Is it profitable to mine during a bear market?
by Maryna Trifonova, Head of Content at Jax.Network
In 2021, we saw miners rolling in cash, as the price of Bitcoin hit a new all-time high of nearly $69k. Nowadays, most of them are getting kicked out of the game due to surging electricity prices and a prolonged bear market. Is there still anyone alive?
A major sell-off
Cryptocurrency mining is a huge business totaling over $4.40 billion in market capitalization for the top players only, according to companiesmarketcap.com. As crypto winter gets colder, with Bitcoin discovering new lows, mining revenues decrease and machines get cheaper correspondingly. To put into perspective, it costs around $24 to get a machine producing 100 terahashes now, while a year ago, the price for the same machine could go as high as $106. That’s over a 77% drop in value within a single year.
The explanation for such a massive liquidation is obvious. Once the mining operation stopped bringing substantial profits, companies, that often used profits to cover the debts they got for buying mining equipment during the bull run, couldn’t keep paying off the debts and had to sell their hardware in order to get quick cash. Thus, top industry companies report a major decline in their stock prices. For example, Hut 8 Mining Corp. is down 70%, Marathon Digital Holdings Inc. is down 67%, and Core Scientific plummeted 99% year-to-date.
A silver lining
While some miners start to panic-sell and look for a quick exit, others see it as a great opportunity to increase their market share. It has been reported that Grayscale, the largest BTC holder, plans to purchase Bitcoin mining equipment and offer investors a share of the profit. Bitdeer Technologies, a cloud mining service run by the founder of Bitmain, decided to take the same approach and started to raise investments of around $250 million with the purpose of buying mining equipment from distressed miners. Another prominent firm JKL Group also announced its plans to create a $50 million fund for exactly the same purpose.

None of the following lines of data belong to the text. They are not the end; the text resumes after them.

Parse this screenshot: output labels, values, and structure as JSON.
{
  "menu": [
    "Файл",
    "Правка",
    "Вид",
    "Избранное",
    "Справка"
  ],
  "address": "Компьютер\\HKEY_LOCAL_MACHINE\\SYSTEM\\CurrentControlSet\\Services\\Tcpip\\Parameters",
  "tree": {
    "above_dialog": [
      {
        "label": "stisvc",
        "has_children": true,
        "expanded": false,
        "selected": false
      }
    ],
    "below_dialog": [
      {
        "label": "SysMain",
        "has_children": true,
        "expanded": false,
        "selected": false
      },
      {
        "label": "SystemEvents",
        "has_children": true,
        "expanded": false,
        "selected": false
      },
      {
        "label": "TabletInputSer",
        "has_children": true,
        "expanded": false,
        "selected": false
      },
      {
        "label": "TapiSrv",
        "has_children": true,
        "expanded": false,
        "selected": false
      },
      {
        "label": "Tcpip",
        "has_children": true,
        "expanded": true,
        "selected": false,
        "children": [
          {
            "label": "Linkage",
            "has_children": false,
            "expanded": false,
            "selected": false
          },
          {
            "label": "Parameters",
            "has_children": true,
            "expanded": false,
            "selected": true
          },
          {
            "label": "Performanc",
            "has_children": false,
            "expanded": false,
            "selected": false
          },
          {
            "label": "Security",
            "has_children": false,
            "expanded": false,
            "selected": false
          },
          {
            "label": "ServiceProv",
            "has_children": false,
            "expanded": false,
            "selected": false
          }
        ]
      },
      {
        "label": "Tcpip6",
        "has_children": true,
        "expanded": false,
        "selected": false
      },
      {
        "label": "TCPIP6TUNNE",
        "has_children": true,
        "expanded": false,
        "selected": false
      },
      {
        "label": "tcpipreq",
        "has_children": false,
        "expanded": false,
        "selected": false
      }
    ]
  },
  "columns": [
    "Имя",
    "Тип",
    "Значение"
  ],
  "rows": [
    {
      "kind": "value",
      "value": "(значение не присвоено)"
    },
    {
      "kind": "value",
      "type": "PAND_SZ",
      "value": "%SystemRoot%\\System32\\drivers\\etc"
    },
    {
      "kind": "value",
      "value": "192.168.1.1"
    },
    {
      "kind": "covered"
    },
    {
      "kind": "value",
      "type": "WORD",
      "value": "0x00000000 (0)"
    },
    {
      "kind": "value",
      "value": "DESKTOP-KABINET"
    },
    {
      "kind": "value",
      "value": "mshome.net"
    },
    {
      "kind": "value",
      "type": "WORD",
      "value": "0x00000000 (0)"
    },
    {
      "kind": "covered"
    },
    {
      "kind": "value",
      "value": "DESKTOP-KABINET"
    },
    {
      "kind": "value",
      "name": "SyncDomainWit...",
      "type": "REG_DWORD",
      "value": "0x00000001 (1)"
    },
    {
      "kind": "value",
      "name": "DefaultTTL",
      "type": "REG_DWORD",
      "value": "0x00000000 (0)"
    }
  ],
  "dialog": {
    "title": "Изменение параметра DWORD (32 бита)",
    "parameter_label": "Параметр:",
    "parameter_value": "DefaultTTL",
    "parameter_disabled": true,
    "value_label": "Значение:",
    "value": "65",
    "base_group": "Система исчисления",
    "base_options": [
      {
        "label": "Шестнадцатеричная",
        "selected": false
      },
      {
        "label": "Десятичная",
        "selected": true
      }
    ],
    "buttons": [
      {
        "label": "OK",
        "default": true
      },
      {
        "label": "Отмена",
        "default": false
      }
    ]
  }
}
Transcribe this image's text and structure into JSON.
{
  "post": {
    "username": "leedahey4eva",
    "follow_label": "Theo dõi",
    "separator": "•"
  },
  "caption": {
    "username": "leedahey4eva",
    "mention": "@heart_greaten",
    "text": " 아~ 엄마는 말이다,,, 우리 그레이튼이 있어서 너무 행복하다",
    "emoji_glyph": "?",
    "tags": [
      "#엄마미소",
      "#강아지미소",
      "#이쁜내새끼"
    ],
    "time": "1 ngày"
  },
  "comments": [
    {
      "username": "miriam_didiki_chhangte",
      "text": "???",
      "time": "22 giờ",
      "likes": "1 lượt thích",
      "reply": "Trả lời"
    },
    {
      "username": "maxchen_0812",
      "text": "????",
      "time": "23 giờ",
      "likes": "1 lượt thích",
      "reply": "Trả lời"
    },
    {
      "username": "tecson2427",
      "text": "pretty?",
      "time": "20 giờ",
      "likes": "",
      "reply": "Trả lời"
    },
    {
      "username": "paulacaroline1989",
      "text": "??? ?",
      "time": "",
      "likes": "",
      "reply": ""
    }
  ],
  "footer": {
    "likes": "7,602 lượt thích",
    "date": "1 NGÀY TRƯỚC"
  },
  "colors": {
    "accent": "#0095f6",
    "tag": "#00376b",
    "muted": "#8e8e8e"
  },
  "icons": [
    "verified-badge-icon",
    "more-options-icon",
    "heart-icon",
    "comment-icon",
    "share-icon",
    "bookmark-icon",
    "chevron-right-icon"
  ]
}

However, it’s worth mentioning that if we take JPMorgan’s estimate of the average mining price of around $13k, Bitcoin mining can still be profitable for those miners, who don’t have any debts, have access to cheap electricity, and/or mine two or more coins simultaneously. Please note that our JaxPool provides not only a great merge-mining opportunity that increases your mining revenues but also offers the best terms of cooperation on the market right now, compared to other top mining pools.
Conclusion
While some mining companies try to wait out the storm in cash, others fill the void and buy as many machines as they can at a 77% discount. After all, the Bitcoin network hashrate and difficulty have been hitting new all-time highs, suggesting that most miners either haven’t hit the maximum pain level or expect a potential upward price movement for Bitcoin in the near future.